If you can write a pitch where the editor can ‘see’ the story, see the characters and the setting, then you’re immediately inside the editor’s mind, a good place to be. Just a couple of good sentences that can bring a character or some aspect of the pitch to life. Be vivid and show details that can make an editor stop and think. These words from Guy Davenport were influential to me not just for journalism but for writing in general:

Harry Levin, at Harvard, taught me a lot, especially about iconography, how to read images in a text—that literature is as pictorial as painting or sculpture. [Source: Paris Review]

  •  Think visual, visual, visual

Sorry to hammer home this point but it’s one of the quickest and easiest ways to improve pitches. I like to play with font colours, use bold where necessary, inject relevant photos inside the email, and hyperlink anything that might need clarification. You can use these formatting tools to emphasize points or themes. Just don’t go crazy, your central idea should always be the focus but a bit of extra effort will help your email stand out.
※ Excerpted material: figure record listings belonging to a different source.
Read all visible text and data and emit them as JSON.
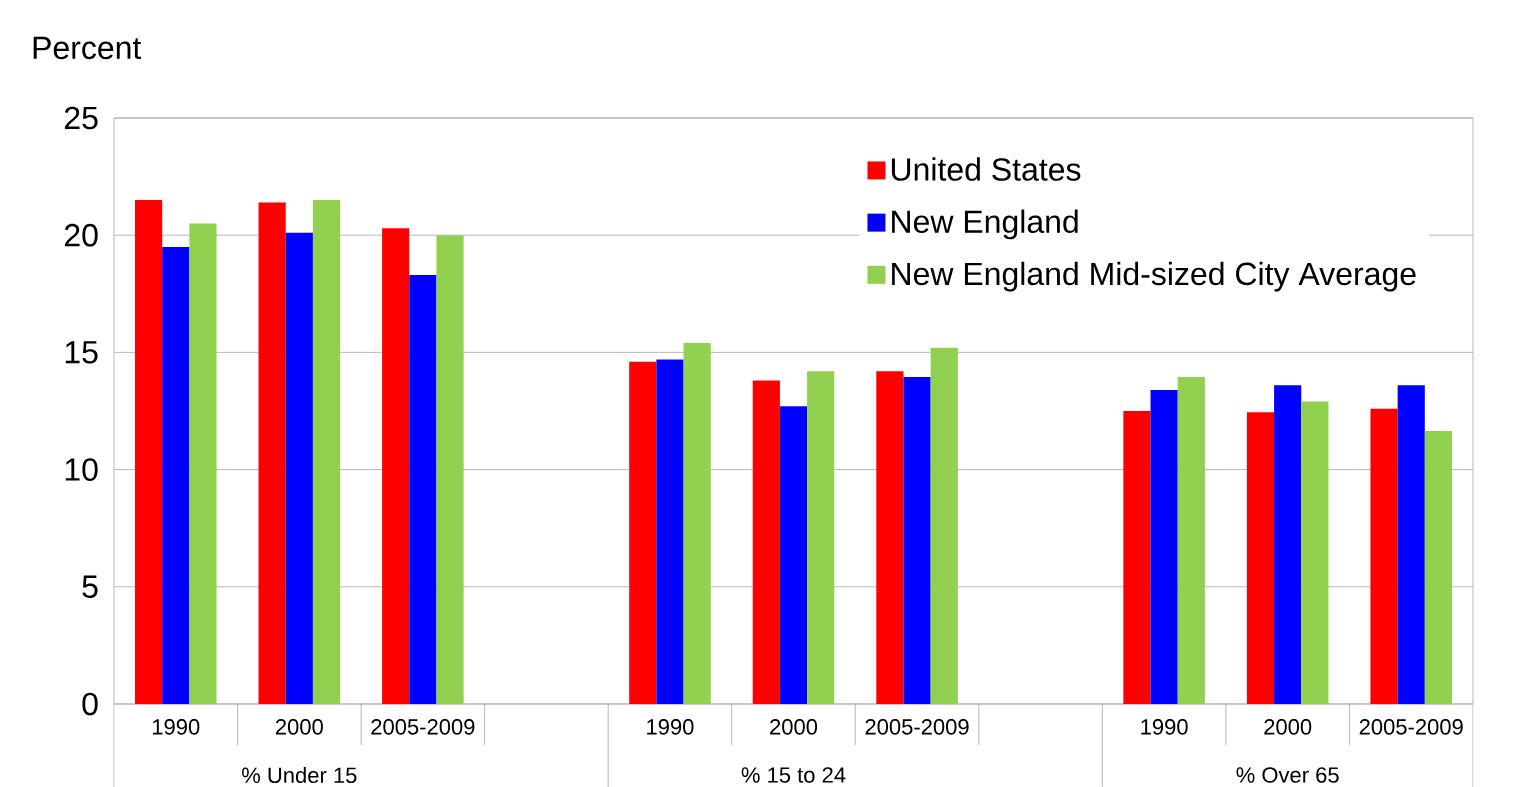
{
  "chart_data": {
    "type": "bar",
    "ylabel": "Percent",
    "categories": [
      "1990",
      "2000",
      "2005-2009",
      null,
      "1990",
      "2000",
      "2005-2009",
      null,
      "1990",
      "2000",
      "2005-2009"
    ],
    "series": [
      {
        "name": "United States",
        "color": "#ff0000",
        "values": [
          21.5,
          21.4,
          20.3,
          null,
          14.6,
          13.8,
          14.2,
          null,
          12.5,
          12.45,
          12.6
        ]
      },
      {
        "name": "New England",
        "color": "#0000ff",
        "values": [
          19.5,
          20.1,
          18.3,
          null,
          14.7,
          12.7,
          13.95,
          null,
          13.4,
          13.6,
          13.6
        ]
      },
      {
        "name": "New England Mid-sized City Average",
        "color": "#92d050",
        "values": [
          20.5,
          21.5,
          20.0,
          null,
          15.4,
          14.2,
          15.2,
          null,
          13.95,
          12.9,
          11.65
        ]
      }
    ],
    "annotations": [
      "% Under 15",
      "% 15 to 24",
      "% Over 65"
    ],
    "ylim": [
      0,
      25
    ],
    "yticks": [
      0,
      5,
      10,
      15,
      20,
      25
    ],
    "grid": "y",
    "legend": "top right"
  }
}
  • Is it a complete story?

Don’t pitch topics or subjects, pitch stories. Pitch ideas that are wrapped in a story. What’s the difference between a story and an idea? To quote Richard Morgan, a complete story is one with “interesting characters in an interesting situation that changes over time in an interesting environment”. The story can also demonstrate a principle or universal theme adding depth and meaning, forming a ‘take-away’ feeling or message for the reader.

  • Have an outline

You should have an outline of what the story will look like, who you’ll interview, the basic structure of the piece, and the estimated final word count. It pays to imagine for the editor what the content of the article will be and how it’ll develop paragraph by paragraph.

Show you have the expertise by quickly sketching which named people you’ll interview and who they are. It’s also good sometimes to offer options in your treatment of the story: a more intimate interviewee-based feature, or an omniscient analysis with multiple characters? Editors like surety so demonstrate you have a clear understanding of what the story will be and how it will progress.